Let’s look at jcgi.cgi in more detail. There seems to be two different operating system command invocations in this CGI Lua script. The first one looks like this:

local cmd = 'tar -zcf ' .. tmpFilePath
for i = 1, #backupPaths do
    cmd = cmd .. ' ' .. backupPaths[i]
cmd = cmd .. ' > /dev/null 2>&1'
-- Print the command and create a fake archive file if we're debugging
if os.getenv('JCGI_DEBUG') then
    local archiveFile =, 'w')
    archiveFile:write('A fake tar.gz file')
     verify(os.execute(cmd) == 0, 'ErrorCreatingArchiveFile')

This function does use string concatenation to build its command string payload, namely using the tmpFilePath variable. However, the value for this variable is defined on line 23:

local tmpFilePath = os.getenv('JCGI_DEBUG') and 'jcgi.tmp' or '/tmp/var/config/jcgi.tmp'

Even if we could inject the JCGI_DEBUG environment variable into the process, defining it would cause program execution to skip the os.execute function invocation.

Moving on to the second occurance of os.execute on line 153:

local archiveFile =, 'w')
verify(archiveFile, 'ErrorWritingArchiveFile')
verify(archiveFile:write(archiveBuffer), 'ErrorWritingArchiveFile')
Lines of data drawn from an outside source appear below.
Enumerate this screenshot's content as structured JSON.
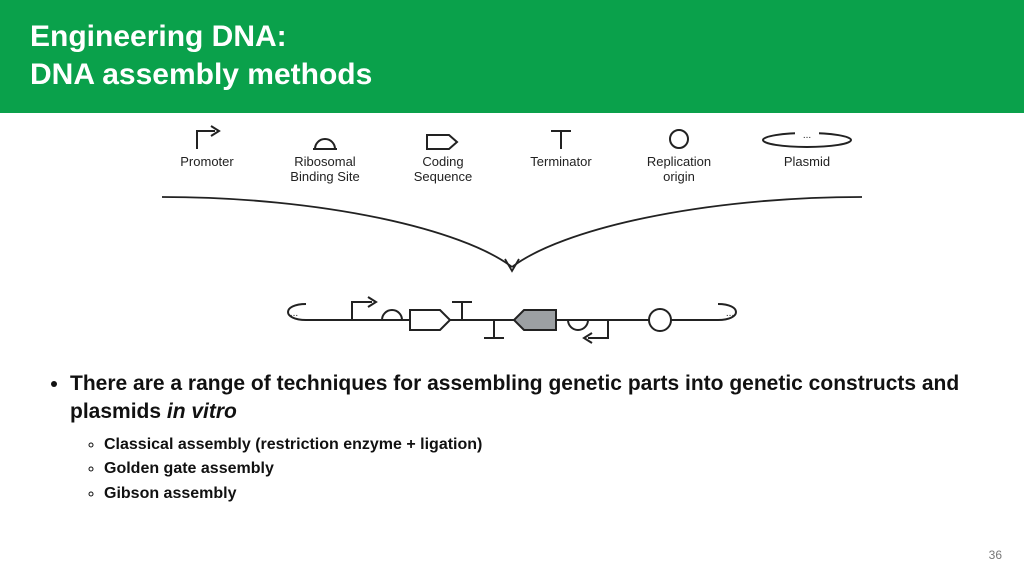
{
  "header": {
    "bg_color": "#0aa14b",
    "title_line1": "Engineering DNA:",
    "title_line2": "DNA assembly methods",
    "title_fontsize": 30,
    "title_color": "#ffffff"
  },
  "parts": {
    "stroke": "#222222",
    "stroke_width": 2,
    "label_fontsize": 13,
    "items": [
      {
        "id": "promoter",
        "label": "Promoter"
      },
      {
        "id": "rbs",
        "label": "Ribosomal\nBinding Site"
      },
      {
        "id": "cds",
        "label": "Coding\nSequence"
      },
      {
        "id": "term",
        "label": "Terminator"
      },
      {
        "id": "origin",
        "label": "Replication\norigin"
      },
      {
        "id": "plasmid",
        "label": "Plasmid"
      }
    ]
  },
  "diagram": {
    "arrow_stroke": "#222222",
    "arrow_width": 1.6,
    "construct_fill": "#9ca0a3",
    "construct_stroke": "#222222",
    "dots_text": "..."
  },
  "bullets": {
    "main_text_a": "There are a range of techniques for assembling genetic parts into genetic constructs and plasmids ",
    "main_text_b": "in vitro",
    "sub": [
      "Classical assembly (restriction enzyme + ligation)",
      "Golden gate assembly",
      "Gibson assembly"
    ],
    "main_fontsize": 21,
    "sub_fontsize": 16
  },
  "page_number": "36"
}
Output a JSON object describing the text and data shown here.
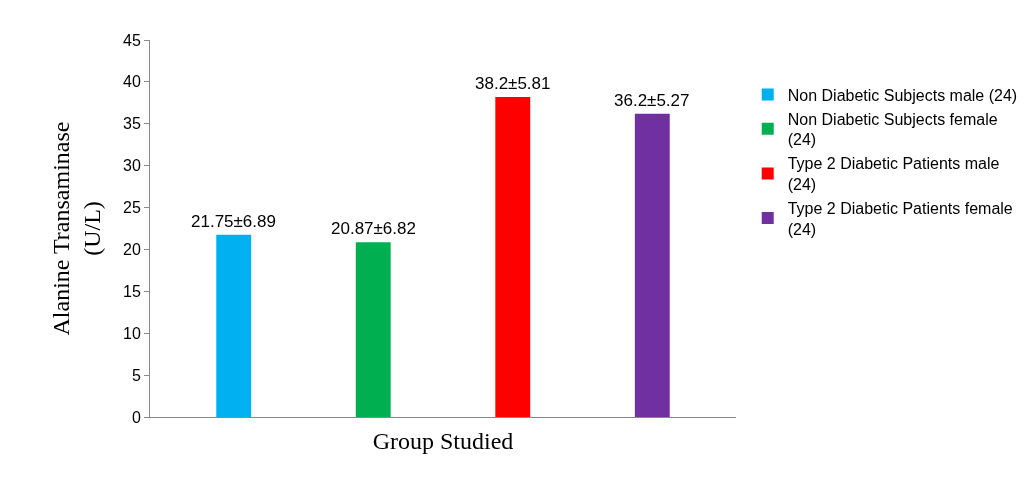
{
  "chart_data": {
    "type": "bar",
    "xlabel": "Group Studied",
    "ylabel": "Alanine Transaminase (U/L)",
    "categories": [
      null,
      null,
      null,
      null
    ],
    "series": [
      {
        "name": "Non Diabetic Subjects male (24)",
        "color": "#00b0f0",
        "values": [
          21.75,
          null,
          null,
          null
        ],
        "value_labels": [
          "21.75±6.89",
          null,
          null,
          null
        ]
      },
      {
        "name": "Non Diabetic Subjects female (24)",
        "color": "#00b050",
        "values": [
          null,
          20.87,
          null,
          null
        ],
        "value_labels": [
          null,
          "20.87±6.82",
          null,
          null
        ]
      },
      {
        "name": "Type 2 Diabetic Patients male (24)",
        "color": "#ff0000",
        "values": [
          null,
          null,
          38.2,
          null
        ],
        "value_labels": [
          null,
          null,
          "38.2±5.81",
          null
        ]
      },
      {
        "name": "Type 2 Diabetic Patients female (24)",
        "color": "#7030a0",
        "values": [
          null,
          null,
          null,
          36.2
        ],
        "value_labels": [
          null,
          null,
          null,
          "36.2±5.27"
        ]
      }
    ],
    "ylim": [
      0,
      45
    ],
    "yticks": [
      0,
      5,
      10,
      15,
      20,
      25,
      30,
      35,
      40,
      45
    ],
    "legend": "right",
    "tick_labels": "y"
  }
}
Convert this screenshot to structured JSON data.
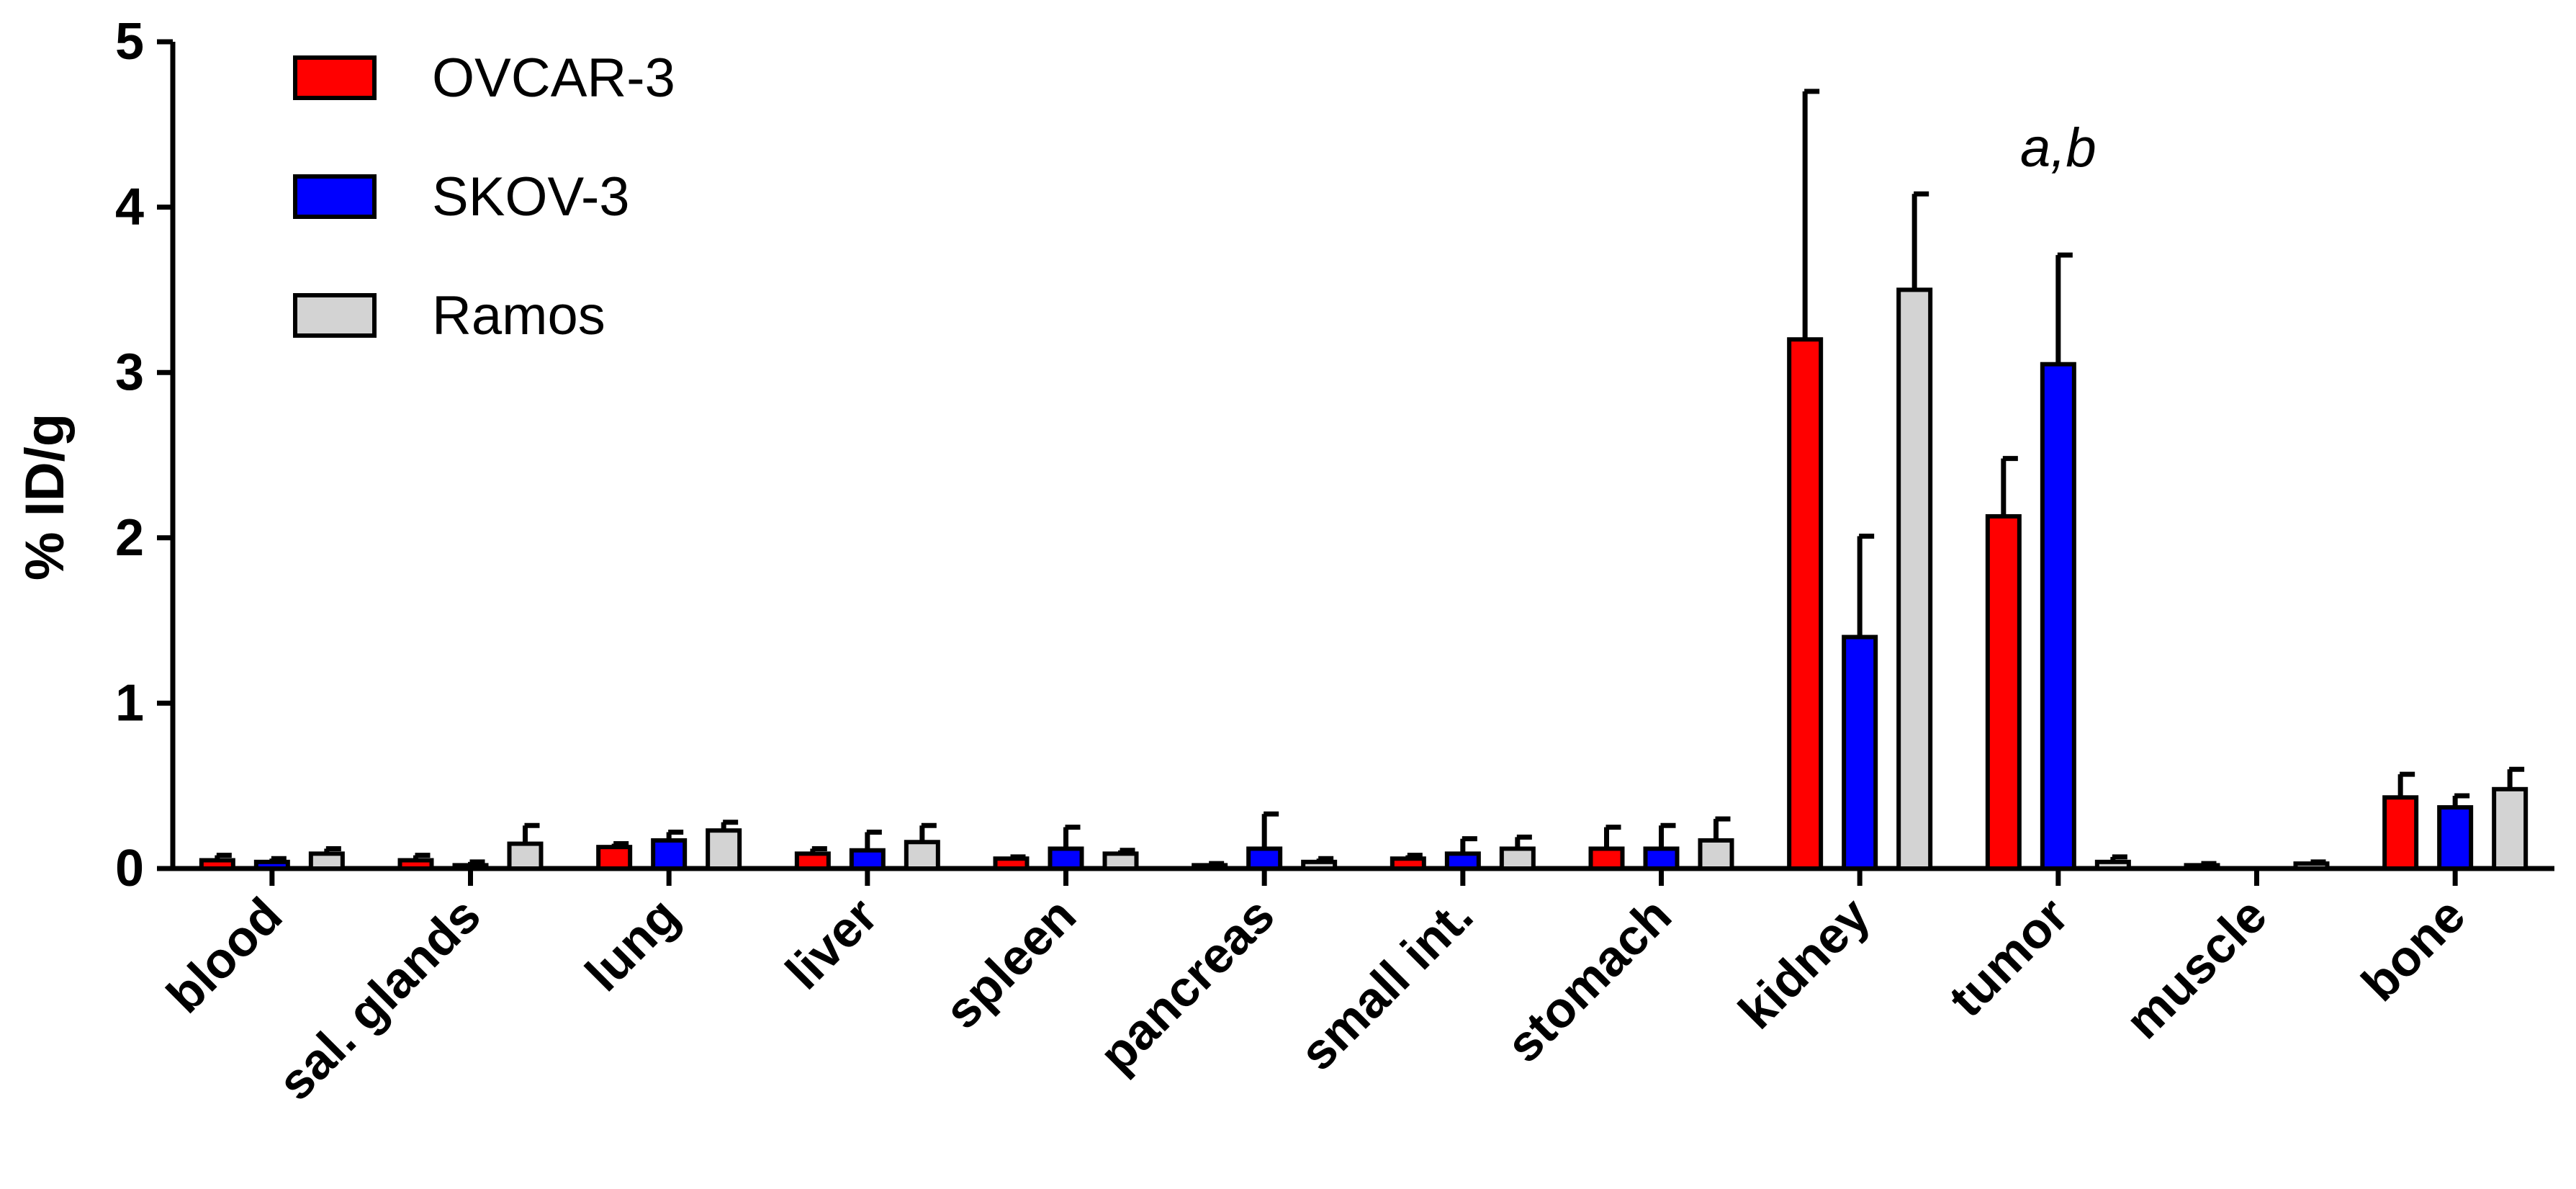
{
  "chart_data": {
    "type": "bar",
    "ylabel": "% ID/g",
    "xlabel": "",
    "ylim": [
      0,
      5
    ],
    "yticks": [
      "0",
      "1",
      "2",
      "3",
      "4",
      "5"
    ],
    "categories": [
      "blood",
      "sal. glands",
      "lung",
      "liver",
      "spleen",
      "pancreas",
      "small int.",
      "stomach",
      "kidney",
      "tumor",
      "muscle",
      "bone"
    ],
    "series": [
      {
        "name": "OVCAR-3",
        "color": "#ff0000",
        "values": [
          0.05,
          0.05,
          0.13,
          0.09,
          0.06,
          0.02,
          0.06,
          0.12,
          3.2,
          2.13,
          0.02,
          0.43
        ],
        "errors": [
          0.03,
          0.03,
          0.02,
          0.03,
          0.01,
          0.01,
          0.02,
          0.13,
          1.5,
          0.35,
          0.01,
          0.14
        ]
      },
      {
        "name": "SKOV-3",
        "color": "#0000ff",
        "values": [
          0.04,
          0.02,
          0.17,
          0.11,
          0.12,
          0.12,
          0.09,
          0.12,
          1.4,
          3.05,
          0.0,
          0.37
        ],
        "errors": [
          0.02,
          0.02,
          0.05,
          0.11,
          0.13,
          0.21,
          0.09,
          0.14,
          0.61,
          0.66,
          0.0,
          0.07
        ]
      },
      {
        "name": "Ramos",
        "color": "#d3d3d3",
        "values": [
          0.09,
          0.15,
          0.23,
          0.16,
          0.09,
          0.04,
          0.12,
          0.17,
          3.5,
          0.04,
          0.03,
          0.48
        ],
        "errors": [
          0.03,
          0.11,
          0.05,
          0.1,
          0.02,
          0.02,
          0.07,
          0.13,
          0.58,
          0.03,
          0.01,
          0.12
        ]
      }
    ],
    "legend_position": "top-left",
    "annotations": [
      {
        "text": "a,b",
        "category": "tumor",
        "y": 4.35
      }
    ],
    "grid": false
  }
}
-- Now delete the old IPA cache, extract the achive, and lock out the
-- IPA database until the device reboots so that we don't end up with
-- duplicate entries
local cmd = 'rm -rf ' .. ipaCachePath .. ' && cd / && tar -xzf ' .. tmpFilePath .. ' tmp/syscfg.tmp var/config/ipa && touch /tmp/ipa/.lockedout > /dev/null 2>&1'

-- Just print the command if we're debugging
if os.getenv('JCGI_DEBUG') then
    verify(os.execute(cmd) == 0, 'ErrorExtractArchiveFailed')

So in this case there are three variables which could be used to inject commands into: tmpFilePath , ipaCachePath. We already know from the first example that tmpFilePath is a no go, but let’s take a look at ipaCachePath:

local ipaCachePath  = '/var/config/ipa'

Unforunately this value is hard coded on line 21 to the value /var/config/ipa so there is no injection opportunity with this variable.
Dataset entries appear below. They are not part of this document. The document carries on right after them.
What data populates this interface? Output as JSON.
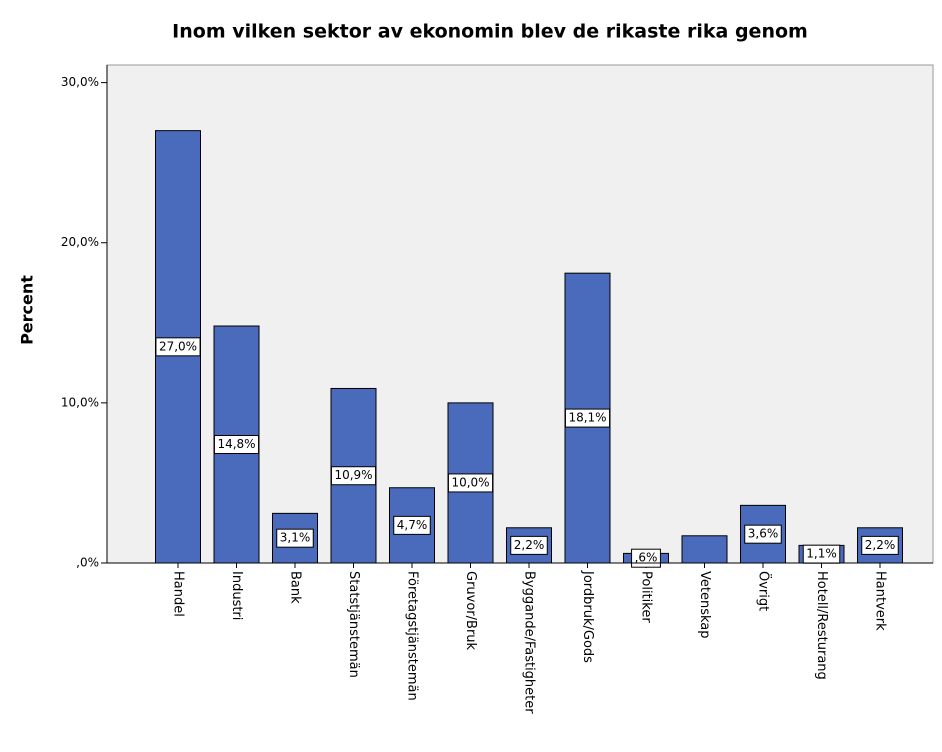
{
  "chart_data": {
    "type": "bar",
    "title": "Inom vilken sektor av ekonomin blev de rikaste rika genom",
    "ylabel": "Percent",
    "categories": [
      "Handel",
      "Industri",
      "Bank",
      "Statstjänstemän",
      "Företagstjänstemän",
      "Gruvor/Bruk",
      "Byggande/Fastigheter",
      "Jordbruk/Gods",
      "Politiker",
      "Vetenskap",
      "Övrigt",
      "Hotell/Resturang",
      "Hantverk"
    ],
    "values": [
      27.0,
      14.8,
      3.1,
      10.9,
      4.7,
      10.0,
      2.2,
      18.1,
      0.6,
      1.7,
      3.6,
      1.1,
      2.2
    ],
    "value_labels": [
      "27,0%",
      "14,8%",
      "3,1%",
      "10,9%",
      "4,7%",
      "10,0%",
      "2,2%",
      "18,1%",
      ",6%",
      null,
      "3,6%",
      "1,1%",
      "2,2%"
    ],
    "color": "#4a6abb",
    "ylim": [
      0,
      31.1
    ],
    "yticks": [
      {
        "value": 0,
        "label": ",0%"
      },
      {
        "value": 10,
        "label": "10,0%"
      },
      {
        "value": 20,
        "label": "20,0%"
      },
      {
        "value": 30,
        "label": "30,0%"
      }
    ],
    "grid": false
  }
}
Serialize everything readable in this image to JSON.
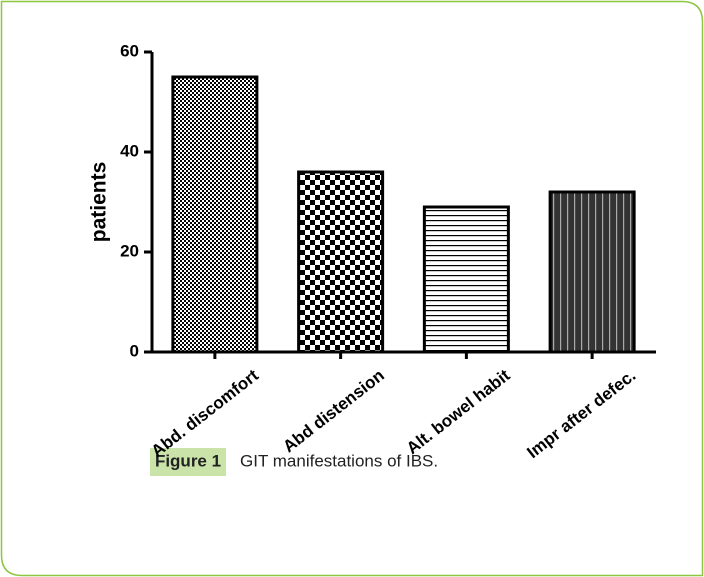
{
  "chart_data": {
    "type": "bar",
    "caption_label": "Figure 1",
    "caption": "GIT manifestations of IBS.",
    "ylabel": "patients",
    "categories": [
      "Abd. discomfort",
      "Abd distension",
      "Alt. bowel habit",
      "Impr after defec."
    ],
    "values": [
      55,
      36,
      29,
      32
    ],
    "color": "#000000",
    "ylim": [
      0,
      60
    ],
    "yticks": [
      0,
      20,
      40,
      60
    ],
    "grid": false
  }
}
The last potential injection point is in the variable backupPaths, which is defined on line 21:

local backupPaths = {ipaCachePath, tmpSyscfgPath}

We know ipaCachePath is a no-go but we need to look now at tmpSyscfgPath. It is defined on line 22:

local tmpSyscfgPath = '/tmp/syscfg.tmp'

Another hard coded value. At this point we know that this instance of os.execute is not vulnerable to command injection.
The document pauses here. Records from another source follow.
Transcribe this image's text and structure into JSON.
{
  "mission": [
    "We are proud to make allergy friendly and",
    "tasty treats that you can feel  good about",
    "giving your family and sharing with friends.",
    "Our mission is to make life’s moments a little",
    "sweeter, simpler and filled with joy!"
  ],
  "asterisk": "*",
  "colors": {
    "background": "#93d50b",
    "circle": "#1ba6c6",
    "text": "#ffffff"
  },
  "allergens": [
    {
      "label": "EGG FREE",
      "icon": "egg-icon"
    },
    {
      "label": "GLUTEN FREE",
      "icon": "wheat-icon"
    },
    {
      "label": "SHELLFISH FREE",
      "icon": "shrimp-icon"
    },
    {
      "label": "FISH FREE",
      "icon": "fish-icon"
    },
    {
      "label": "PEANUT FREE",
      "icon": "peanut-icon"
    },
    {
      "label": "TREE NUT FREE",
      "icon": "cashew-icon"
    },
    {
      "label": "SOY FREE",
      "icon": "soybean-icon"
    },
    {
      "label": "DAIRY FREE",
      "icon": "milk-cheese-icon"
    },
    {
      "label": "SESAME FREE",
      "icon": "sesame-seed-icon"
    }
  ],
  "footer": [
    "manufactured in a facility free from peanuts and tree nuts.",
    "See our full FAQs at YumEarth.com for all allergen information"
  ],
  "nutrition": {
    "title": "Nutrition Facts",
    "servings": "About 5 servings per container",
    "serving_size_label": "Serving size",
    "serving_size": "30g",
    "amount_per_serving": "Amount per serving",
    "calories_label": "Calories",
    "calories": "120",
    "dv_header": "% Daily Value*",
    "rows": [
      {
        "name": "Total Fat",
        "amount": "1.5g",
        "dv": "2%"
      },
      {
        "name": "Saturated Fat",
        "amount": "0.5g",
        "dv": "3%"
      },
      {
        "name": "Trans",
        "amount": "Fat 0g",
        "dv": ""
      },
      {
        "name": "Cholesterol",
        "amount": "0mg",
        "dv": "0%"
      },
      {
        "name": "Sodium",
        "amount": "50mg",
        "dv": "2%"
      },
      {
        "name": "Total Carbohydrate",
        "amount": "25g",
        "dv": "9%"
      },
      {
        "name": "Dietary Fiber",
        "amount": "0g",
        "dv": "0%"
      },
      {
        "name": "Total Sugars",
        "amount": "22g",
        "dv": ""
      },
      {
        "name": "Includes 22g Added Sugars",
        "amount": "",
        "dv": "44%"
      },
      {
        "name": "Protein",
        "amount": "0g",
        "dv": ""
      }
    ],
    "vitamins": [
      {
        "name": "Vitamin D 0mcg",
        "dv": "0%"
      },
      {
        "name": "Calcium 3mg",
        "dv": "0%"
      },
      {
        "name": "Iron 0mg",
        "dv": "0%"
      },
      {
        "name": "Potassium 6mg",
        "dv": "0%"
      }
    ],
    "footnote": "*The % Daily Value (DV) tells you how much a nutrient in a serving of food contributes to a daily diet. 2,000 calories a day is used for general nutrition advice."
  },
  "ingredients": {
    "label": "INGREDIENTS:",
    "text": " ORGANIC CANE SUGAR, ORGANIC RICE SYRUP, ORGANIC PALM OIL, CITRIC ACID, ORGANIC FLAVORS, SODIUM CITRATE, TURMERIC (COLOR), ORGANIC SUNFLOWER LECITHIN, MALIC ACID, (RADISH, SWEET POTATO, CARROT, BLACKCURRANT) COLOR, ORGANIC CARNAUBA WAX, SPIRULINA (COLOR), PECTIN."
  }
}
At this point we have exhausted the contents of /www/ui/cgi.

There are additional lua files in /JNAP/modules/. However, they are all in Lua bytecode format. I attempted to decompile them back to Lua and had less than optimal results.


The usage of a scripting language (lua) to handle most of the dynamic web interface resulted in device firmware that was far more difficult to exploit than some of the other older models of Linksys routers. the /usr/sbin/jnap binary offloads input processing to lua by loading shared objects than then load the lua bytecode in /JNAP/modules.


Combined with the lack of a telnet daemon, command injection is not the best approach to penetrating this device. Looking for memory corruption bugs in the jnap binary would most likely be more fruitful, but then you have the problem of trying to write an exploit for a device that you don’t have 1) a shell on and 2) a compiler toolchain for. It’s not impossible, just very difficult.